By Parveen Chopra, IANS
New York : Gujarati NRIs in the US have welcomed Narendra Modi leading the Bharatiya Janata Party (BJP) to a landslide victory in the state elections and view him as a good administrator under whom Gujarat is expected to continue its progress march.
“We welcome Modi’s poll victory and support him because he has done a wonderful job in developing Gujarat,” Kailash C. Patel, president of the Federation of Gujarati Associations in North America, an umbrella organisation, told IANS.
Patel, however, refused to comment on the communal taint against Modi’s name.
Dinesh Gandhi, president of the Gujarati Samaj of Tampa Bay area in Florida, said the Gujarat poll result was a victory for democracy as well as for Modi whose performance at the helm in Gujarat has been outstanding.
“Modi’s return to power proves that he is not a fluke,” Gandhi said, adding, “He is the reason that for the first time every Gujarati in India and outside can feel proud.”
Calling him a leader of the 21st century, Gandhi said Modi’s organisational capacity and charisma would push him to the national scene.
Gandhi strongly felt that Modi’s victory in a democratic process is a slap on the face of the powers-that-be in Washington who had refused him a visa. “Now we will like to see and welcome him here in the US,” he said.
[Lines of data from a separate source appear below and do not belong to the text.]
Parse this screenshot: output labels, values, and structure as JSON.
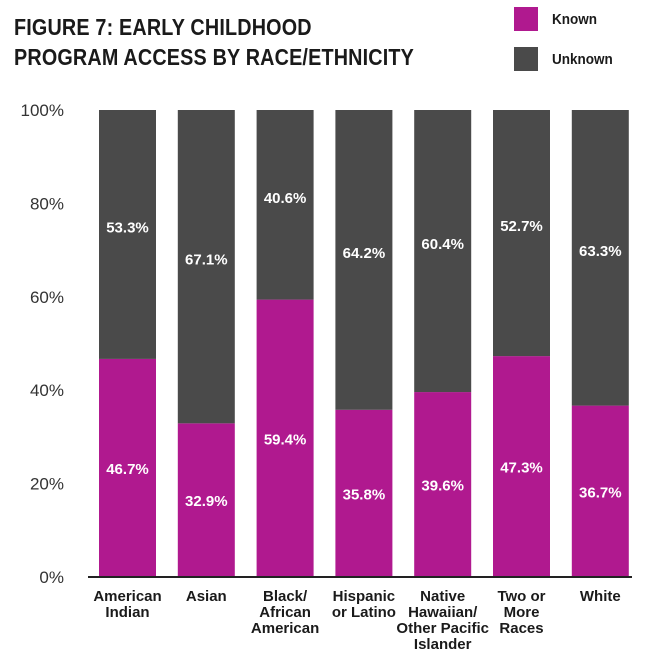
{
  "title_lines": [
    "FIGURE 7: EARLY CHILDHOOD",
    "PROGRAM ACCESS BY RACE/ETHNICITY"
  ],
  "legend": [
    {
      "label": "Known",
      "color": "#b0198f"
    },
    {
      "label": "Unknown",
      "color": "#4a4a4a"
    }
  ],
  "chart_data": {
    "type": "bar",
    "stacked": true,
    "title": "FIGURE 7: EARLY CHILDHOOD PROGRAM ACCESS BY RACE/ETHNICITY",
    "categories": [
      [
        "American",
        "Indian"
      ],
      [
        "Asian"
      ],
      [
        "Black/",
        "African",
        "American"
      ],
      [
        "Hispanic",
        "or Latino"
      ],
      [
        "Native",
        "Hawaiian/",
        "Other Pacific",
        "Islander"
      ],
      [
        "Two or",
        "More",
        "Races"
      ],
      [
        "White"
      ]
    ],
    "series": [
      {
        "name": "Known",
        "color": "#b0198f",
        "values": [
          46.7,
          32.9,
          59.4,
          35.8,
          39.6,
          47.3,
          36.7
        ],
        "labels": [
          "46.7%",
          "32.9%",
          "59.4%",
          "35.8%",
          "39.6%",
          "47.3%",
          "36.7%"
        ]
      },
      {
        "name": "Unknown",
        "color": "#4a4a4a",
        "values": [
          53.3,
          67.1,
          40.6,
          64.2,
          60.4,
          52.7,
          63.3
        ],
        "labels": [
          "53.3%",
          "67.1%",
          "40.6%",
          "64.2%",
          "60.4%",
          "52.7%",
          "63.3%"
        ]
      }
    ],
    "yticks": [
      "0%",
      "20%",
      "40%",
      "60%",
      "80%",
      "100%"
    ],
    "ylim": [
      0,
      100
    ],
    "xlabel": "",
    "ylabel": "",
    "grid": false,
    "legend_position": "top-right"
  }
}
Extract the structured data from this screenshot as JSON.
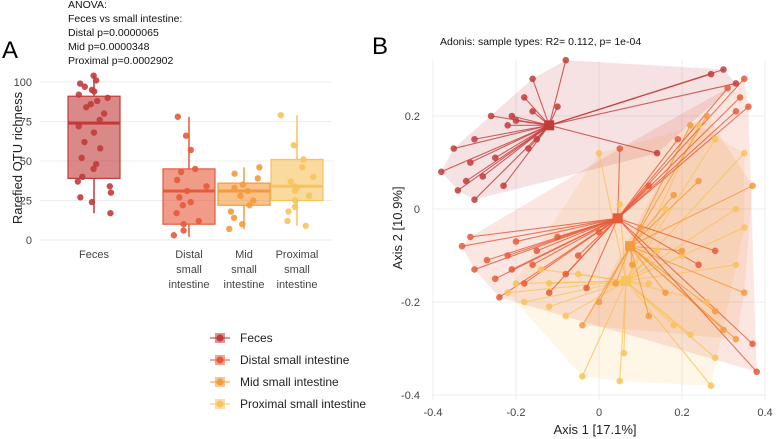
{
  "colors": {
    "feces": "#c23b3b",
    "distal": "#e65a3a",
    "mid": "#f39a3c",
    "proximal": "#f7c35c"
  },
  "panel_a_letter": "A",
  "panel_b_letter": "B",
  "chart_data": [
    {
      "type": "box",
      "panel": "A",
      "ylabel": "Rarefied OTU richness",
      "ylim": [
        0,
        110
      ],
      "yticks": [
        0,
        25,
        50,
        75,
        100
      ],
      "annotation": [
        "ANOVA:",
        "Feces vs small intestine:",
        "Distal  p=0.0000065",
        "Mid p=0.0000348",
        "Proximal p=0.0002902"
      ],
      "groups": [
        {
          "key": "feces",
          "label": [
            "Feces"
          ],
          "q1": 39,
          "median": 74,
          "q3": 91,
          "min": 17,
          "max": 104,
          "points": [
            104,
            101,
            99,
            97,
            95,
            94,
            92,
            90,
            88,
            86,
            84,
            80,
            76,
            72,
            68,
            62,
            58,
            52,
            48,
            45,
            40,
            37,
            34,
            30,
            27,
            24,
            17
          ]
        },
        {
          "key": "distal",
          "label": [
            "Distal",
            "small",
            "intestine"
          ],
          "q1": 10,
          "median": 31,
          "q3": 45,
          "min": 2,
          "max": 78,
          "points": [
            78,
            66,
            57,
            45,
            43,
            38,
            34,
            31,
            27,
            24,
            22,
            17,
            12,
            10,
            6,
            3
          ]
        },
        {
          "key": "mid",
          "label": [
            "Mid",
            "small",
            "intestine"
          ],
          "q1": 22,
          "median": 31,
          "q3": 36,
          "min": 7,
          "max": 46,
          "points": [
            46,
            42,
            39,
            35,
            33,
            31,
            28,
            25,
            22,
            18,
            14,
            10,
            7
          ]
        },
        {
          "key": "proximal",
          "label": [
            "Proximal",
            "small",
            "intestine"
          ],
          "q1": 25,
          "median": 34,
          "q3": 51,
          "min": 9,
          "max": 79,
          "points": [
            79,
            60,
            51,
            46,
            40,
            37,
            34,
            33,
            31,
            28,
            25,
            21,
            18,
            12,
            9
          ]
        }
      ]
    },
    {
      "type": "scatter",
      "panel": "B",
      "title": "Adonis: sample types: R2= 0.112, p= 1e-04",
      "xlabel": "Axis 1 [17.1%]",
      "ylabel": "Axis 2 [10.9%]",
      "xlim": [
        -0.42,
        0.4
      ],
      "ylim": [
        -0.4,
        0.3
      ],
      "xticks": [
        -0.4,
        -0.2,
        0,
        0.2,
        0.4
      ],
      "yticks": [
        -0.4,
        -0.2,
        0,
        0.2
      ],
      "groups": [
        {
          "key": "feces",
          "centroid": [
            -0.12,
            0.18
          ],
          "points": [
            [
              -0.38,
              0.08
            ],
            [
              -0.35,
              0.13
            ],
            [
              -0.34,
              0.04
            ],
            [
              -0.32,
              0.06
            ],
            [
              -0.31,
              0.1
            ],
            [
              -0.3,
              0.02
            ],
            [
              -0.3,
              0.15
            ],
            [
              -0.28,
              0.07
            ],
            [
              -0.26,
              0.2
            ],
            [
              -0.25,
              0.11
            ],
            [
              -0.23,
              0.05
            ],
            [
              -0.22,
              0.18
            ],
            [
              -0.21,
              0.2
            ],
            [
              -0.2,
              0.19
            ],
            [
              -0.18,
              0.24
            ],
            [
              -0.17,
              0.13
            ],
            [
              -0.16,
              0.21
            ],
            [
              -0.16,
              0.28
            ],
            [
              -0.15,
              0.15
            ],
            [
              -0.1,
              0.22
            ],
            [
              -0.08,
              0.32
            ],
            [
              0.14,
              0.12
            ],
            [
              0.27,
              0.29
            ],
            [
              0.3,
              0.3
            ],
            [
              0.33,
              0.27
            ]
          ]
        },
        {
          "key": "distal",
          "centroid": [
            0.045,
            -0.02
          ],
          "points": [
            [
              -0.33,
              -0.08
            ],
            [
              -0.31,
              -0.06
            ],
            [
              -0.3,
              -0.13
            ],
            [
              -0.27,
              -0.11
            ],
            [
              -0.25,
              -0.15
            ],
            [
              -0.24,
              -0.19
            ],
            [
              -0.22,
              -0.1
            ],
            [
              -0.21,
              -0.13
            ],
            [
              -0.2,
              -0.07
            ],
            [
              -0.18,
              -0.16
            ],
            [
              -0.16,
              -0.12
            ],
            [
              -0.15,
              -0.09
            ],
            [
              -0.12,
              -0.18
            ],
            [
              -0.1,
              -0.06
            ],
            [
              -0.08,
              -0.14
            ],
            [
              -0.05,
              -0.1
            ],
            [
              -0.03,
              -0.17
            ],
            [
              0.0,
              -0.05
            ],
            [
              0.05,
              0.13
            ],
            [
              0.12,
              0.05
            ],
            [
              0.19,
              0.15
            ],
            [
              0.24,
              -0.12
            ],
            [
              0.28,
              -0.09
            ],
            [
              0.31,
              0.26
            ],
            [
              0.33,
              0.21
            ],
            [
              0.34,
              0.24
            ],
            [
              0.35,
              0.28
            ],
            [
              0.37,
              -0.29
            ],
            [
              0.38,
              -0.35
            ],
            [
              0.36,
              0.22
            ]
          ]
        },
        {
          "key": "mid",
          "centroid": [
            0.075,
            -0.08
          ],
          "points": [
            [
              -0.04,
              -0.25
            ],
            [
              0.0,
              -0.2
            ],
            [
              0.04,
              -0.16
            ],
            [
              0.08,
              -0.12
            ],
            [
              0.1,
              -0.04
            ],
            [
              0.12,
              -0.23
            ],
            [
              0.16,
              -0.18
            ],
            [
              0.18,
              0.03
            ],
            [
              0.2,
              -0.09
            ],
            [
              0.22,
              0.18
            ],
            [
              0.24,
              0.06
            ],
            [
              0.26,
              0.2
            ],
            [
              0.28,
              -0.22
            ],
            [
              0.3,
              -0.26
            ],
            [
              0.33,
              -0.28
            ],
            [
              0.35,
              -0.18
            ],
            [
              0.37,
              0.05
            ]
          ]
        },
        {
          "key": "proximal",
          "centroid": [
            0.065,
            -0.155
          ],
          "points": [
            [
              -0.22,
              -0.18
            ],
            [
              -0.18,
              -0.2
            ],
            [
              -0.12,
              -0.21
            ],
            [
              -0.08,
              -0.23
            ],
            [
              -0.12,
              -0.16
            ],
            [
              -0.05,
              -0.14
            ],
            [
              -0.14,
              -0.13
            ],
            [
              -0.2,
              -0.16
            ],
            [
              0.0,
              0.12
            ],
            [
              0.06,
              -0.31
            ],
            [
              0.05,
              0.01
            ],
            [
              0.12,
              -0.16
            ],
            [
              0.14,
              -0.09
            ],
            [
              0.16,
              0.0
            ],
            [
              0.18,
              -0.25
            ],
            [
              0.22,
              -0.27
            ],
            [
              0.24,
              0.18
            ],
            [
              0.26,
              -0.2
            ],
            [
              0.28,
              0.15
            ],
            [
              0.33,
              0.0
            ],
            [
              0.35,
              0.12
            ],
            [
              0.35,
              -0.04
            ],
            [
              0.33,
              -0.12
            ],
            [
              0.28,
              -0.32
            ],
            [
              0.27,
              -0.38
            ],
            [
              -0.04,
              -0.36
            ],
            [
              0.05,
              -0.37
            ],
            [
              0.2,
              -0.1
            ]
          ]
        }
      ]
    }
  ],
  "legend": [
    {
      "key": "feces",
      "label": "Feces"
    },
    {
      "key": "distal",
      "label": "Distal small intestine"
    },
    {
      "key": "mid",
      "label": "Mid small intestine"
    },
    {
      "key": "proximal",
      "label": "Proximal small intestine"
    }
  ]
}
In the run-up to the Gujarat polls, a few group of Modi supporters and pro-Hindutva votaries in the US had sent mass emails and taken out ads exhorting NRIs to tell their family and friends in Gujarat to support Modi.
Meanwhile, Modi’s win has disappointed minority and secular groups.
George Abraham, general secretary of the Indian National Overseas Congress and member of ‘NRIs for Secular and Harmonious India’, which had appealed to Gujaratis to “vote with your conscience”, told IANS, “Democracy is not just about winning elections but also about social justice and minority rights. The struggle on that front is far from over in Gujarat.”
Abraham also disputed the development story in Gujarat, calling it over-emphasised. “There are many indices like minimum wages and investments where the state is lagging behind,” he said.